Ora invece ci si deve chiedere il senso, non più scontato, del lavoro di Dio. Nefasta conseguenza dell’occidentalizzazione del mondo? Macché, ogni cultura si nutre di intersezioni e contaminazioni, si sporge verso l’altro, nel moto stesso con cui si definisce. Ecco il prodigio alchemico: chiedere al cielo «Che cosa sei?», come Leopardi interrogava la luna, è sentire risuonare il tono della stessa umanità in diversi accenti, è cogliere l’unicità e l’universalità dell’uomo (forse basterebbe dire: l’originalità) in tutte le lingue. Il poeta che, dopo aver esplorato il creato, volge l’attenzione su stesso, mettendo a fuoco il proprio bersaglio all’interno del linguaggio e non più fuori di esso, compie un rivolgimento antropologico che non è solo il tratto della modernità occidentale, ma un passaggio cruciale per chiunque. «Oh, sono io, proprio io: / a me stesso ho sparato», dice il poeta, non senza precisare, però, che ora «non mi duole la ferita / e se anche ne soffro spero / che proprio qui sia la porta». Mirabile leggerezza che delegittima d’un tratto la pesantezza dell’orizzonte tragico e immobile contro il quale noi occidentali continuiamo a infrangerci. E ciò, naturalmente, non significa che il dolore e la solitudine siano qui fittizie: «Continuerò ad amare / me stesso, miserabile oltre cui / non ho chi amare, / me solo, / come una crepa indicibile». Ma non c’è in Takano, a conti fatti, il nostro morboso compiacimento nel torcere lo sguardo sull’io, come ci dimostra nella poesia in cui prende come pretesto poetico uno specchio, analogo evidente del cielo: «Che oggetto triste / hanno inventato gli uomini! / Chiunque si specchia / sta di fronte a se stesso / e chi pone la domanda / è, al tempo stesso, l’interrogato. / Per entrare più a fondo / l’uomo deve fare il contrario, / allontanarsi».

«Chiedere troppo», afferma nella nota di poetica inserita in fondo al libro, «ci procura spesso gravi capogiri.

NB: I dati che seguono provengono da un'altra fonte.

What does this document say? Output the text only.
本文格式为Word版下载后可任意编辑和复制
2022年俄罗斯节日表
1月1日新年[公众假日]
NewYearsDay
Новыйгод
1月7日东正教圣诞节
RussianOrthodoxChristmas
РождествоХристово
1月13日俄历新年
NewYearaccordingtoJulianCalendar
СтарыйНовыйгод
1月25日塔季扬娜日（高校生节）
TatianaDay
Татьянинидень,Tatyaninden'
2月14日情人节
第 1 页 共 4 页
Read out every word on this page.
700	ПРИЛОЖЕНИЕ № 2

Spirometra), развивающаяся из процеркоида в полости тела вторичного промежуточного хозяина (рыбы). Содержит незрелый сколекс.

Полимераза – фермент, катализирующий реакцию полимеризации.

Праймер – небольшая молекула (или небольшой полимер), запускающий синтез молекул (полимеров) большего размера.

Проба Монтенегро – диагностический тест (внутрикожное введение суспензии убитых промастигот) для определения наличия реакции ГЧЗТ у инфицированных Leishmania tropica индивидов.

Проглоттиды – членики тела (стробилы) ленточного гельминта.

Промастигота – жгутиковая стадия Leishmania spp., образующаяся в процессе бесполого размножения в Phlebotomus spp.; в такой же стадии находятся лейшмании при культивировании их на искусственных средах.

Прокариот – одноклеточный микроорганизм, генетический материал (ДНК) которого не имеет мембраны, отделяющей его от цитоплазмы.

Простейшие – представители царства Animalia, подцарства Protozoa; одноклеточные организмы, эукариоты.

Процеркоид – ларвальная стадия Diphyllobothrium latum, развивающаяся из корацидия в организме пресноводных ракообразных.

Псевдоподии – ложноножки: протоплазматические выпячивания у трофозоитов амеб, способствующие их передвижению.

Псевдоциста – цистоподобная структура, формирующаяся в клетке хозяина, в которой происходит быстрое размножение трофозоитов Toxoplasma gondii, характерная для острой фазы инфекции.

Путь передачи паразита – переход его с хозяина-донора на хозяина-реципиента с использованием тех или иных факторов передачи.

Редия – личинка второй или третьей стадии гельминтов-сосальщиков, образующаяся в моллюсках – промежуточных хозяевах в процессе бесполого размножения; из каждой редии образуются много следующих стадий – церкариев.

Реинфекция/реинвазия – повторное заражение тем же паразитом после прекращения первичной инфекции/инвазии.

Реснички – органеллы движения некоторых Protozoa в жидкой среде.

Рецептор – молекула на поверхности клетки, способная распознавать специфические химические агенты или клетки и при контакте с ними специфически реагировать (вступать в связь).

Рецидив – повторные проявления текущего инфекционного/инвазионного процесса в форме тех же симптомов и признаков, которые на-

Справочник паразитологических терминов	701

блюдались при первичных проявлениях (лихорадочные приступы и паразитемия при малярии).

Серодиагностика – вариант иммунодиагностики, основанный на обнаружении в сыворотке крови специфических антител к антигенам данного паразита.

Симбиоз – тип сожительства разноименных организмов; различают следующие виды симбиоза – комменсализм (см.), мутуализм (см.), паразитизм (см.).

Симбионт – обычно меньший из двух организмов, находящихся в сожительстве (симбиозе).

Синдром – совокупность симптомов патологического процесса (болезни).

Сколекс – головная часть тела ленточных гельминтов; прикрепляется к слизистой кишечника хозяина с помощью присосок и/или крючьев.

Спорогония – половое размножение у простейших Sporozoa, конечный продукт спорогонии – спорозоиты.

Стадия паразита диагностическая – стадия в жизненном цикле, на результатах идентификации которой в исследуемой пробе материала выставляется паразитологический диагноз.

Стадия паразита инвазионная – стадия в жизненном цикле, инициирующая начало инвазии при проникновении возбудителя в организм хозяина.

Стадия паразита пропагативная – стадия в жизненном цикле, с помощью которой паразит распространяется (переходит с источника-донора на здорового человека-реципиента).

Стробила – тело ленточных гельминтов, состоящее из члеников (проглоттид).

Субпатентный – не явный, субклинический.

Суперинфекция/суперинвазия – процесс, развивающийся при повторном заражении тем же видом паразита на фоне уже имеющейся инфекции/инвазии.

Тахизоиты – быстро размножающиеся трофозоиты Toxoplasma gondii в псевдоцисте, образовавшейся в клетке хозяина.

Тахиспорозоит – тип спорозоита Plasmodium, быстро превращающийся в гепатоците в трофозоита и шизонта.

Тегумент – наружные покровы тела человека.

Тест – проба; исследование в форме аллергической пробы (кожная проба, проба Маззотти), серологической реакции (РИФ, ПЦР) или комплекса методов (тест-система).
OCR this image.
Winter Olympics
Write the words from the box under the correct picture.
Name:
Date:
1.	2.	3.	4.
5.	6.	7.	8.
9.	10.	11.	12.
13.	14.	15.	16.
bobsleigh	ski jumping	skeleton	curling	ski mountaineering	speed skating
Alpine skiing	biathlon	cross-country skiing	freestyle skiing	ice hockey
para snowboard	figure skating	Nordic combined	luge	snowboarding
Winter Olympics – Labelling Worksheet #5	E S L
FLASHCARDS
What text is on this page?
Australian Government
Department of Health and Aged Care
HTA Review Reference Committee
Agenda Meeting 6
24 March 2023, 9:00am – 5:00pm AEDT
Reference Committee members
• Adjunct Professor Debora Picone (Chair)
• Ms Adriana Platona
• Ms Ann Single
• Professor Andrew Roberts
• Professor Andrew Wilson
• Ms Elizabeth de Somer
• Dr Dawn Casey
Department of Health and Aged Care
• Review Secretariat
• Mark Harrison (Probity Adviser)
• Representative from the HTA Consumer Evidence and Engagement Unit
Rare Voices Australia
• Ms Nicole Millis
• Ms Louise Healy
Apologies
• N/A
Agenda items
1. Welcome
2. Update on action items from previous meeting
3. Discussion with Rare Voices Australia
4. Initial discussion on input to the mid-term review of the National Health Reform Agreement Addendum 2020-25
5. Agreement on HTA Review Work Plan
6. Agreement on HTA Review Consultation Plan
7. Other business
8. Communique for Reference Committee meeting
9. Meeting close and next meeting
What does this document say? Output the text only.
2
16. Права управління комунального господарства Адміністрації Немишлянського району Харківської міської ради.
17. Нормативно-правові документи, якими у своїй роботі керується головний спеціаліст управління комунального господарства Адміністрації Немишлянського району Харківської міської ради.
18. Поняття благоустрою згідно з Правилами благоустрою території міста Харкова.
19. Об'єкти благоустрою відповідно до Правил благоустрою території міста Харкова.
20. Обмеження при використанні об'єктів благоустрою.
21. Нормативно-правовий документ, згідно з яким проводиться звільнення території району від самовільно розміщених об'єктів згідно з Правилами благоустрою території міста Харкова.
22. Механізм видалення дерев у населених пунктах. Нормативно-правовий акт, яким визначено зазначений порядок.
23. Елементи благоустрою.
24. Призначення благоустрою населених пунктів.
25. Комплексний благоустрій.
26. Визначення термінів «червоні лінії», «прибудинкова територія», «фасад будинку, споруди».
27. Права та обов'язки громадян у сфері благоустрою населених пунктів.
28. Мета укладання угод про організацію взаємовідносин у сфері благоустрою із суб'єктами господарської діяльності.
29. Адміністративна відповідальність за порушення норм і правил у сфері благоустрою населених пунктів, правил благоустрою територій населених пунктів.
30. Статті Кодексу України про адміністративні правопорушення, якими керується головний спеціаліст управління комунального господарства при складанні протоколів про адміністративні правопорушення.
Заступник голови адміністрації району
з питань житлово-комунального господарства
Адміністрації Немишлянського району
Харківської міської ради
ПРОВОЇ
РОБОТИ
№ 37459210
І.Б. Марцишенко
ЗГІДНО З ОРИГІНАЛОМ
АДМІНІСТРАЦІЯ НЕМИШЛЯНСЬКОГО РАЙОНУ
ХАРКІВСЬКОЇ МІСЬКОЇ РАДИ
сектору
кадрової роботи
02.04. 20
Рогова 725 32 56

Ma se smettiamo di porci domande, cadiamo come la trottola che continua a ruotare intorno a sé e può mantenersi dritta solo girando vertiginosamente».

La certezza che continua a muovere l’avventura, salvando l’uomo dallo sguardo pietrificante dell’angoscia, è dunque la capacità stessa di riconoscere la relatività dell’io, di non ingigantirlo romanticamente fino a ingoiare il cosmo, di preservare insomma un altrove dove lanciare nuove domande:

«In ogni epoca c’è stato / un giovane votato a partire / girando delicato una maniglia. // In ogni epoca un giovane è andato / così lontano / da non tornare più indietro». È tutta in questa leggerezza di pronuncia – che è al contempo frutto di una strenua disciplina interiore –, in questa capacità di prendere le distanze, con un inchino, anche da sé e continuare semmai a interrogare il cielo alto, il fascino di questa poesia, così prossima a noi, così lontana.